When the artist Haley Greenfeather English speaks, the first thing you notice is her vibrancy — she exudes it. Her mannerisms are playful. Every question she answers is given with a laugh, a smile, or a joke.“I really think it’s important to encourage people to act like children and be really goofy,” says Greenfeather English on a short break from painting her fourteen foot tall mural in the blacklight hallway at Meow Wolf. “We have this idea we have to act certain ways in our society and I don’t think any of them are true.”
She is vivid, hilarious, spunky and wild. Her art is driven largely by her own personal experiences and how she, the playful and still very serious artist, interprets the world and events around her. Experiences that might not stand out to most throttle her into deep inspiration and her creative process.
“He came from a memory that I had of making one of my friend's pasta and I put in mayonnaise in the marinara because I was just like, ‘This is a great idea. Let's just do that.’ We laughed about it later because I looked so serious and at the time, I thought it was good and would be a great idea!”
She goes on to say that she sees herself in all the characters in these pieces, that it becomes a contemporary form of storytelling with humor and the absurd. “It tells a lot about people and our nature of being weirdos, even if we are expected to be normal,” she says with a laugh.
“Party Wiz” is lit with black light. When Greenfeather English arrived to find that, the idea of working with blacklight was at first overwhelming. She brought a whole palate of colors without considering blacklight, but serendipitously she’d brought a “huge gallon of pink fluorescent paint.” She strategized. “The coolest thing about art is that, I feel like I'm not the best at what I do. I'm not the best painter. I'm not the best muralist. Like I'm just not. . . But I feel like I am really good at like making things work on the fly and figuring it out.”
Neon pink angels pop off the black background, bringing the playful characters to life – to an even greater degree when Meow Wolf becomes a concert venue at night. Playing with bright neon colors and free-form organic lines, her content may be inspired from her adult life, but the playful aesthetic appeals to all ages. “. . . Meow Wolf does that,” Greenfeather English makes the comparison. “You could walk into the space and be really serious and take it seriously and not enjoy it or you can do what your body wants you to do and touch everything and have a really good time – and I hope my work does that, too.”

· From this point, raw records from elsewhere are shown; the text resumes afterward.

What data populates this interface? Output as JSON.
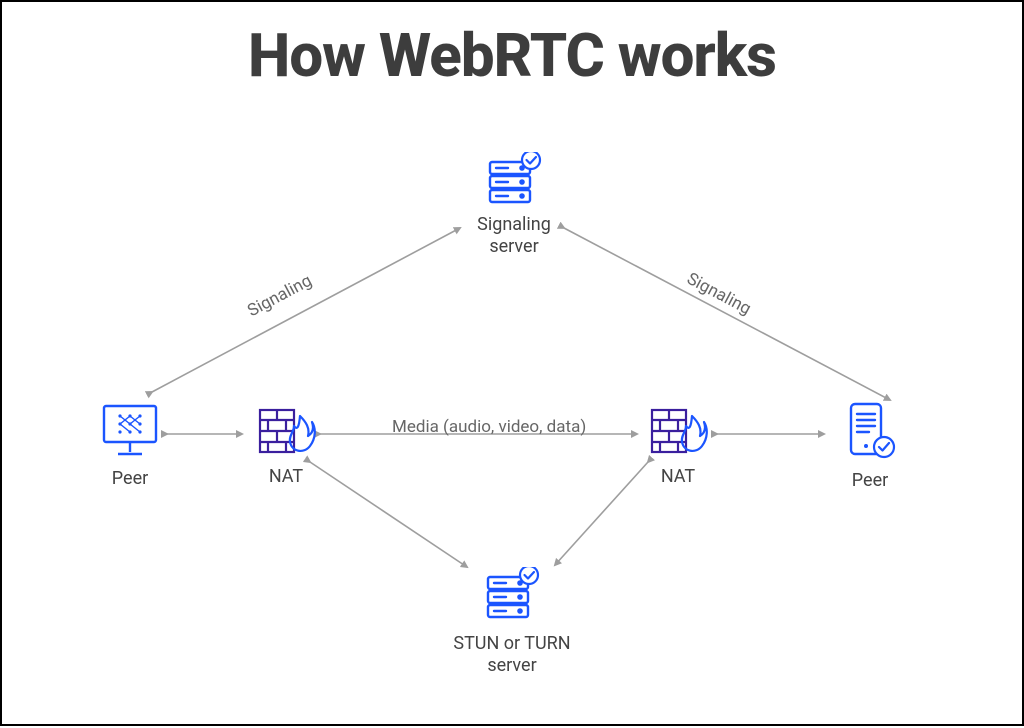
{
  "title": "How WebRTC works",
  "nodes": {
    "signaling_server": {
      "label": "Signaling server"
    },
    "peer_left": {
      "label": "Peer"
    },
    "nat_left": {
      "label": "NAT"
    },
    "nat_right": {
      "label": "NAT"
    },
    "peer_right": {
      "label": "Peer"
    },
    "stun_server": {
      "label": "STUN or TURN server"
    }
  },
  "edges": {
    "signaling_left": {
      "label": "Signaling"
    },
    "signaling_right": {
      "label": "Signaling"
    },
    "media": {
      "label": "Media (audio, video, data)"
    }
  },
  "colors": {
    "icon": "#1b55ff",
    "accent": "#3a1f9e",
    "arrow": "#9e9e9e",
    "title": "#3d3d3d"
  }
}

A native New Mexican and graduate of IAIA, Greenfeather English now has her own studio in Albuquerque, which she calls her “happy place.”
If she’s not there, she’s teaching children – another source of inspiration. “Art [by nature] is really child-like and kids experience it that way. They [kids] have a unique way to make art flawlessly and I try to do that. My line work is natural and I try not to give it too much of a sharp feel, keeping it organic.” English adds that teaching children keeps her sharp.
Her work often draws themes from her indigenous heritage. “It’s my narrative! That’s how I think of it,” says Greenfeather English. “[My art is] not recognizable as being indigenous and, to me, I think that is really important because there are so many repetitive images [in indigenous art] and when you go outside of that, people question it and are confused.”
She’s expanding the definition of what indigenous art is by being true to herself and her vision. “I don’t want people to look at my art and think this is a cowboy and this–” she pauses for a moment and reconsiders “Although, I do want to make trippy cowboys one day.”
In addition to her new work at Meow Wolf, Greenfeather English has upcoming shows at Zendo Coffee and Culture Club, both in Albuquerque. She is also working on a mural project with other female muralists at the Valle de Oro National Wildlife Refuge opening this summer.